Friday, January 31, 2014

Winter Selections from Mary Azarian's "A Farmer's Alphabet"

The atmosphere of a rural winter in her home state of Vermont, comes through clear in these woodcuts by Mary Azarian. Each scene featured here is a tribute to a way of life connected to the land and seasons.

In addition to the more common winter activities of sledding, shoveling, and building snowmen, there are mittens drying over an ornate, wood-burning stove, where an old-fashioned tea kettle boils. In another scene an adult pulls on a set of one-piece long johns with a buttoned back flap. These subjects, so varied in their patterns and textures, so colorless and harsh in their lighting, are particularly well-suited to the mark-making abilities of a master carver. 

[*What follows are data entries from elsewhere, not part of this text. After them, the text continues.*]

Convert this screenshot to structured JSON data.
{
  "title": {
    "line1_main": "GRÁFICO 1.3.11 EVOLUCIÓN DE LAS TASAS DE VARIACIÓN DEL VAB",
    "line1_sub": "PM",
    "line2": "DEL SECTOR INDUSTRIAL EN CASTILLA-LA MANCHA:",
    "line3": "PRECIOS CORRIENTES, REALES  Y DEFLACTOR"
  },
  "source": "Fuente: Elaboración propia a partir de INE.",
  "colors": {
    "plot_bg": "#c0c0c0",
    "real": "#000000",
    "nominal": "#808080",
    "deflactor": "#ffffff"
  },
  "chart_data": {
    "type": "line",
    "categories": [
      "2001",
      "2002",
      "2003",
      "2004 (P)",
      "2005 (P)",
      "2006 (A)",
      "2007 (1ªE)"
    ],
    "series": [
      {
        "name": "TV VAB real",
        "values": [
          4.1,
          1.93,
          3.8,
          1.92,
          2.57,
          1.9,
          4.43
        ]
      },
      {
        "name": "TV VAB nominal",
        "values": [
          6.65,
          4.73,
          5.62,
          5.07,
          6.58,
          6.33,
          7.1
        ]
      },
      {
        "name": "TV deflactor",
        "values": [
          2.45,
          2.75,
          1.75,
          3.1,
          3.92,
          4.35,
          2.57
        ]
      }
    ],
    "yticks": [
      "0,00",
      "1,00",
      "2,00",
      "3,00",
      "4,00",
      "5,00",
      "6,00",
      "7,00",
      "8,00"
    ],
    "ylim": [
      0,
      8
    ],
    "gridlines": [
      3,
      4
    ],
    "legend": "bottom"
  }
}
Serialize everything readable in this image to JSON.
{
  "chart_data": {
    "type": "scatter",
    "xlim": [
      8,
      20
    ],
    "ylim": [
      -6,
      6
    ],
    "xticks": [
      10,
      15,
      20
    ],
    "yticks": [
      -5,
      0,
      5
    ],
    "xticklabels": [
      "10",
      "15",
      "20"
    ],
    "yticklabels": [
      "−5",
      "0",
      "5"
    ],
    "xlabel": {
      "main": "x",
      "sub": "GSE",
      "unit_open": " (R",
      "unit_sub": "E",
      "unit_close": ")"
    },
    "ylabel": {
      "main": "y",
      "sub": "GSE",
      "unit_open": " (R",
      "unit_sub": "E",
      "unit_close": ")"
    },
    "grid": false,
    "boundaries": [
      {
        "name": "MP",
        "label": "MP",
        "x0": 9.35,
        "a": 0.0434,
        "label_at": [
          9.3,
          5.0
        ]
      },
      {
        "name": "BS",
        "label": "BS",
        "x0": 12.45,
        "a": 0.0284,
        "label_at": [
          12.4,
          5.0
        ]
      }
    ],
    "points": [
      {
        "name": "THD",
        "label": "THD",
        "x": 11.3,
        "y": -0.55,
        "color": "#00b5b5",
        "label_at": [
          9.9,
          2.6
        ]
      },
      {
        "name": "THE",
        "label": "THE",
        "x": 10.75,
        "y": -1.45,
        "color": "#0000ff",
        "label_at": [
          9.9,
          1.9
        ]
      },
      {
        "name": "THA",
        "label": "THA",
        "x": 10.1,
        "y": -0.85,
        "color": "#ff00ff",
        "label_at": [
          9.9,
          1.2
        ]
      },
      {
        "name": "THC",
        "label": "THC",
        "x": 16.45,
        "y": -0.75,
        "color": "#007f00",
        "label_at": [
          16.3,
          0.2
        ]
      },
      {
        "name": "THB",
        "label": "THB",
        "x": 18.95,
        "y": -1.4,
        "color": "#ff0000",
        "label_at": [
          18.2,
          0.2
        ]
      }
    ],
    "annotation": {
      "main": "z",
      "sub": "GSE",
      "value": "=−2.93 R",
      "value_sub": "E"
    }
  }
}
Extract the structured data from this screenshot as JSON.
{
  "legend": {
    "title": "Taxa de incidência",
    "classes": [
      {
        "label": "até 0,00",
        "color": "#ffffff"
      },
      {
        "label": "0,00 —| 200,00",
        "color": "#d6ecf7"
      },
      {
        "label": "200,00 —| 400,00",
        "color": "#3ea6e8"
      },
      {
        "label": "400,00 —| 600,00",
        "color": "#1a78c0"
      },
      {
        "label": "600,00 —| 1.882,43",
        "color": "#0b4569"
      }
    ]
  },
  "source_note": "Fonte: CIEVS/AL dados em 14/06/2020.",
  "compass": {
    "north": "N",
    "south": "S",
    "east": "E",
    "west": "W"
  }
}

The series was commissioned by Vermont's State Board of Education for display in classrooms. Maurice Sendak, one of the most acclaimed picture book illustrators in history, was often quoted as saying that he didn't make his work for children. For example, in one of his last interviews, he said,
I don't write for children. I write. And someone says, "That's for children."
Azarian was a teacher before she took to illustrating books with her stunning woodcuts, so she certainly must have had a sense of what interests children. That said, when I look at these images, I never feel that they are particularly made for children.

Certainly I can enjoy this book with my children. They are excited to point out scenes that relate to their experiences, and inquire about anything unfamiliar. But the level of sophistication found in these images make them captivating for any age.

Godine Press published it as a beautifully bound, large gift book in 1981, and it continues to sell. It is definitely worth either buying or finding a copy in a library. It isn't enough to see it on a screen. One must leaf through the heavy, archival paper and really take in the exquisite details found in each lovingly carved image.

To borrow another quote from Sendak:

A book is really like a lover. It arranges itself in your life in a way that is beautiful.